‘Black Widow’ Margaret Rudin sues over wrongful Las Vegas murder conviction

‘Black Widow’ Margaret Rudin sues over wrongful Las Vegas murder conviction

LAS VEGAS (KLAS) — Margaret Rudin, dubbed “The Black Widow,” whose murder conviction and life sentence a judge overturned, filed a lawsuit Thursday against the state for the more than 8,000 days she sat in prison.

In 2001, a Las Vegas jury found Rudin, now 80, guilty of the death of her husband, Ron Rudin, a real estate investor. Ron Rudin’s charred body was found near Lake Mohave in 1995. In January 2020, a parole board granted Rudin’s release. Then finally in 2022, a federal judge vacated her conviction, citing other potential suspects.

“Margaret Rudin, in fact, did not murder Ron Rudin, did not participate in or plan his murder, and does not know who killed Ron Rudin,” the lawsuit filed in Clark County District Court said. “She is innocent of the crime and has professed her innocence to the crime and involvement in his death for thirty years.”

In 2022, Rudin spoke exclusively with the 8 News Now Investigators one day after the Nevada Attorney General’s Office ran out of time to appeal the federal judge’s decision.

“What do you think of that moniker?” Charns asked Rudin about the “Black Widow” name.

“I don’t think anybody would dare call me that to my face,” she said.

The Rudins married in 1987 after meeting in church. It was the fifth marriage for both. Ron Rudin was worth an estimated $8-$11 million. Several people, including Margaret, were listed as beneficiaries of his trust. Ron Rudin disappeared in December 1994 as Margaret was preparing to open an antique store in a strip mall her husband owned steps from their home near Charleston and Decatur boulevards.

“He had always cheated, and every time he would say, ‘I’m not going to do it again, I’m not going to do it again,’” Rudin said in 2022. Rudin described her husband as a paranoid man who had cameras at their now-demolished home. He owned hundreds of guns, she said.

<em>Margaret Rudin speaks with the 8 News Now Investigators in 2022. (KLAS)</em>
Margaret Rudin speaks with the 8 News Now Investigators in 2022. (KLAS)

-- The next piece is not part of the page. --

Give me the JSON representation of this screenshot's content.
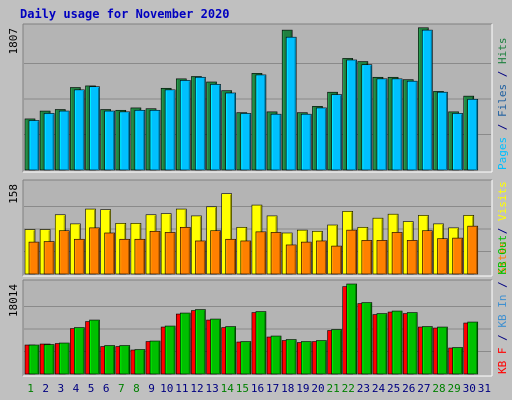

On Dec. 22, 1994, police found Ron’s car covered with a layer of dust parked at the Crazy Horse Too, a gentlemen’s club off the Las Vegas Strip.

In January 1995, Ron Rudin’s burnt remains were discovered near Nelson’s Landing about 50 miles south of Las Vegas. Investigators determined Ron Rudin had been shot in the head several times. No one witnessed the murder.

Prosecutors theorized Margaret Rudin shot her husband while he was asleep in bed. Police found human blood in the room, but an expert testified the amount was “less than a drop of blood from an eye dropper.” An expert for the defense also testified that “there was no evidence of a cleanup” and there would be much more evidence had Ron Rudin been killed in the bedroom.

In a 10-week trial, Rudin earned the “Black Widow” name as prosecutors painted her as a wife out to get her husband’s money.

The judge who overturned her conviction wrote there was no evidence linking Rudin to the murder weapon, Ron Rudin’s abandoned car, or the suspected crime scene. He also said Rudin’s defense attorney, Michael Amador, who has since died, did not do enough to defend her.

“A federal court has already found that Margaret Rudin was wrongfully convicted,” Rudin’s attorney, Adam Breeden, said in a statement Thursday. “Today in her early 80s, Margaret Rudin intends to prove, under a Nevada statute amended in 2019 to address the rights of persons wrongfully convicted, that she was not involved either directly or indirectly in her husband’s death and did not commit the crime.”

The lawsuit asks for compensation for the wrongful incarceration, assistance for housing and insurance and attorney’s fees.

A court date was not scheduled as of Thursday.